Proposed scheme to explain the difference between mGluR- and mAchR-induced HT bursting. Top: mGluR1a receptors are located at distal sites, presumably close to the Ca²⁺ channels that underlie dendritic spike generation. Thus, suppression of K⁺ channels in this region facilitates the generation of Ca²⁺ spikes which then propagate to the soma where they interact with proximal Na⁺ channels to produce bursts of action potentials. Note that because the domain of influence of mGluR1a activation extends to the soma (red shaded bar), activating these receptors is able to depolarize the neuron sufficiently close to action potential threshold to facilitate bursting. Bottom: mAchRs are located at more proximal sites and are therefore unable to trigger distal Ca²⁺ spikes. However, they are ideally situated to enhance dendritic Na⁺ channel-dependent events, hence the appearance of a prominent spike ADP following activation of these receptors.

Figure 4. Inihition of BK channels leads to rhythmic bursting at ~40 Hz in TC neurons

A. Response of a TC neuron in the rat LGN in vitro to a positive current pulse in control conditions (top), following 100 nM Ibtx application (middle) and after Ibtx washout (bottom). Ibtx reversibly induces rhythmic burst firing at 30–40 Hz. In each panel, the underlined sections are enlarged below as indicated. B. A closer inspection of the response of the neuron shown in A following Ibtx application reveals that burst activity arises from the progressive build up of a spike ADP. C. Top trace: activity of a TC neuron from the cat LGN in control conditions in vitro after depolarization with steady current reveals conventional tonic firing. Bottom trace: after recording for 30 mins with 50 mM EGTA in the electrode, at the same level of injected current this neuron exhibits rhythmic burst firing at 40–50 Hz. Again, this bursting is associated with a prominent spike ADP as shown by the enlarged section below.

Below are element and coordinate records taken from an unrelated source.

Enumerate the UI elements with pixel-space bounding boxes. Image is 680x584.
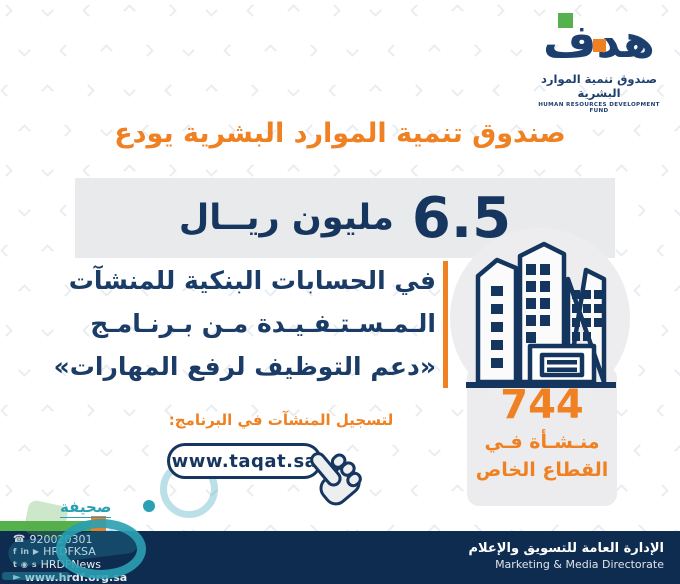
instagram-icon[interactable]: ◉ (20, 559, 28, 569)
body-line-3: «دعم التوظيف لرفع المهارات» (53, 352, 436, 381)
department-english: Marketing & Media Directorate (495, 558, 664, 571)
twitter-icon[interactable]: t (13, 559, 17, 569)
watermark-dot (143, 500, 155, 512)
arrow-icon: ► (13, 571, 21, 583)
hrdf-logo: هدف صندوق تنمية الموارد البشرية HUMAN RE… (534, 12, 664, 114)
hand-cursor-icon (310, 452, 362, 506)
register-label: لتسجيل المنشآت في البرنامج: (168, 411, 394, 429)
taqat-url-button[interactable]: www.taqat.sa (167, 443, 322, 479)
stat-label-line-1: منـشـأة فـي (484, 431, 600, 453)
logo-orange-square (593, 39, 606, 52)
stat-label-line-2: القطاع الخاص (475, 459, 609, 481)
body-text: في الحسابات البنكية للمنشآت الـمـسـتـفـي… (53, 259, 436, 388)
watermark-ring-large (56, 519, 146, 579)
watermark-source-text: صحيفة (60, 498, 112, 518)
body-line-2: الـمـسـتـفـيـدة مـن بـرنـامـج (90, 309, 436, 338)
department-arabic: الإدارة العامة للتسويق والإعلام (468, 541, 664, 556)
stat-value: 744 (500, 382, 584, 428)
watermark-corner-smudge (2, 572, 70, 580)
logo-green-square (558, 13, 573, 28)
footer-department-block: الإدارة العامة للتسويق والإعلام Marketin… (469, 541, 664, 571)
phone-icon: ☎ (13, 533, 26, 545)
body-line-1: في الحسابات البنكية للمنشآت (68, 266, 436, 295)
orange-divider-rule (443, 261, 448, 388)
linkedin-icon[interactable]: in (20, 547, 29, 557)
headline: صندوق تنمية الموارد البشرية يودع (114, 118, 566, 149)
logo-name-arabic: صندوق تنمية الموارد البشرية (541, 72, 657, 100)
stat-text: 744 منـشـأة فـي القطاع الخاص (467, 382, 617, 484)
snapchat-icon[interactable]: s (31, 559, 37, 569)
amount-unit: مليون ريــال (178, 198, 394, 238)
logo-name-english: HUMAN RESOURCES DEVELOPMENT FUND (538, 102, 660, 114)
youtube-icon[interactable]: ▶ (32, 547, 40, 557)
facebook-icon[interactable]: f (13, 547, 17, 557)
green-accent-bar (0, 521, 91, 532)
buildings-icon (466, 241, 616, 388)
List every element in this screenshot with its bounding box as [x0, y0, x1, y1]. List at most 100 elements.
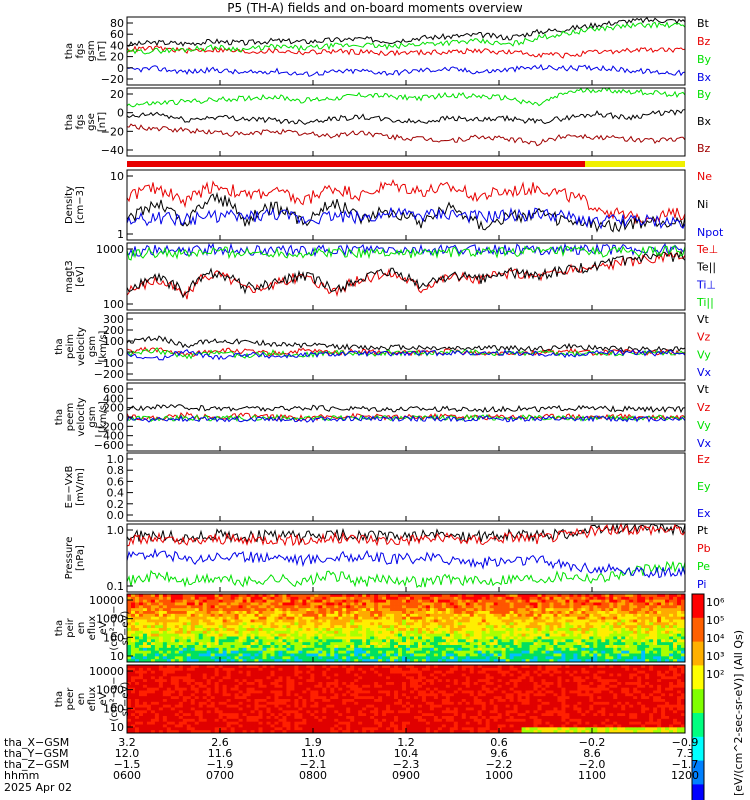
heatmap-cell: [214, 687, 220, 691]
heatmap-cell: [130, 602, 136, 606]
heatmap-cell: [314, 630, 319, 635]
heatmap-cell: [174, 727, 180, 731]
heatmap-cell: [390, 647, 395, 652]
heatmap-cell: [234, 645, 239, 649]
heatmap-cell: [130, 642, 136, 646]
heatmap-cell: [142, 616, 148, 620]
heatmap-cell: [334, 710, 339, 714]
heatmap-cell: [170, 679, 176, 683]
heatmap-cell: [394, 619, 399, 623]
heatmap-cell: [266, 619, 271, 623]
heatmap-cell: [421, 659, 427, 663]
heatmap-cell: [362, 594, 367, 598]
heatmap-cell: [421, 656, 427, 660]
heatmap-cell: [318, 696, 323, 700]
series-fgs_gsm-1: [126, 45, 686, 59]
heatmap-cell: [386, 628, 391, 632]
heatmap-cell: [194, 684, 200, 689]
heatmap-cell: [234, 684, 239, 689]
heatmap-cell: [286, 636, 291, 640]
heatmap-cell: [350, 684, 355, 689]
heatmap-cell: [425, 605, 431, 609]
heatmap-cell: [485, 633, 491, 637]
heatmap-cell: [513, 659, 518, 663]
heatmap-cell: [334, 716, 339, 720]
heatmap-cell: [178, 707, 184, 711]
heatmap-cell: [334, 690, 339, 694]
heatmap-cell: [286, 633, 291, 637]
heatmap-cell: [154, 676, 160, 680]
heatmap-cell: [202, 716, 208, 720]
heatmap-cell: [262, 630, 267, 635]
heatmap-cell: [413, 653, 419, 657]
heatmap-cell: [637, 650, 642, 654]
heatmap-cell: [425, 613, 431, 618]
heatmap-cell: [549, 639, 554, 643]
heatmap-cell: [633, 596, 638, 601]
heatmap-cell: [170, 704, 176, 708]
heatmap-cell: [421, 608, 427, 612]
heatmap-cell: [242, 639, 247, 643]
heatmap-cell: [338, 639, 343, 643]
heatmap-cell: [230, 665, 236, 669]
heatmap-cell: [194, 713, 200, 717]
heatmap-cell: [441, 594, 447, 598]
heatmap-cell: [190, 630, 196, 635]
heatmap-cell: [230, 721, 236, 725]
heatmap-cell: [278, 699, 283, 703]
heatmap-cell: [609, 639, 614, 643]
heatmap-cell: [127, 608, 132, 612]
heatmap-cell: [545, 653, 550, 657]
heatmap-cell: [645, 625, 650, 629]
heatmap-cell: [346, 645, 351, 649]
heatmap-cell: [593, 656, 598, 660]
heatmap-cell: [246, 602, 251, 606]
heatmap-cell: [174, 673, 180, 677]
heatmap-cell: [178, 656, 184, 660]
heatmap-cell: [226, 653, 232, 657]
heatmap-cell: [374, 594, 379, 598]
heatmap-cell: [166, 679, 172, 683]
heatmap-cell: [334, 656, 339, 660]
heatmap-cell: [597, 659, 602, 663]
y-axis-label: gsm: [86, 40, 97, 61]
heatmap-cell: [142, 596, 148, 601]
heatmap-cell: [641, 630, 646, 635]
heatmap-cell: [561, 642, 566, 646]
heatmap-cell: [366, 602, 371, 606]
heatmap-cell: [589, 599, 594, 603]
heatmap-cell: [469, 616, 475, 620]
heatmap-cell: [298, 687, 303, 691]
heatmap-cell: [262, 670, 267, 674]
y-tick-label: 10: [110, 170, 124, 183]
heatmap-cell: [234, 608, 239, 612]
heatmap-cell: [481, 619, 487, 623]
heatmap-cell: [390, 633, 395, 637]
heatmap-cell: [326, 693, 331, 697]
heatmap-cell: [290, 639, 295, 643]
heatmap-cell: [449, 594, 455, 598]
heatmap-cell: [246, 611, 251, 615]
heatmap-cell: [274, 701, 279, 706]
heatmap-cell: [274, 622, 279, 626]
heatmap-cell: [294, 613, 299, 618]
heatmap-cell: [489, 628, 495, 632]
y-tick-label: −200: [94, 420, 124, 433]
heatmap-cell: [154, 673, 160, 677]
heatmap-cell: [557, 633, 562, 637]
heatmap-cell: [298, 727, 303, 731]
heatmap-cell: [605, 633, 610, 637]
heatmap-cell: [350, 594, 355, 598]
heatmap-cell: [501, 608, 507, 612]
heatmap-cell: [134, 667, 140, 672]
heatmap-cell: [310, 642, 315, 646]
heatmap-cell: [278, 625, 283, 629]
heatmap-cell: [390, 594, 395, 598]
heatmap-cell: [127, 682, 132, 686]
heatmap-cell: [214, 616, 220, 620]
heatmap-cell: [138, 596, 144, 601]
heatmap-cell: [146, 594, 152, 598]
heatmap-cell: [342, 682, 347, 686]
heatmap-cell: [326, 707, 331, 711]
heatmap-cell: [549, 605, 554, 609]
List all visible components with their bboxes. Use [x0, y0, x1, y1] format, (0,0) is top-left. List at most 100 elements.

Figure 5. The spike ADP underlying rhythmic bursting at ~40 Hz in TC neurons is dependent on Na⁺ channels

Top trace: response of a rat LGN TC neuron in vitro to a positive current step during application of 100 nM Ibtx showing rhythmic bursting at 20–60 Hz. Middle trace: after 10 minutes of TTX treatment the neuron reverts to a pattern of single spike activity. The enlarged sections to the right show that this is due to a preferential suppression of the spike ADP by TTX. Bottom trace: after 20 minutes TTX abolished all action potential output.

Figure 6. TC neurons recorded from the LGN of naturally waking cats can exhibit brief periods of rhythmic bursting at ~50 Hz

Single unit recording of a TC neuron from the cat LGN during natural wakefulness. The underlined sections are enlarged below and reveal episodes of rhythmic bursting at 40–60 Hz.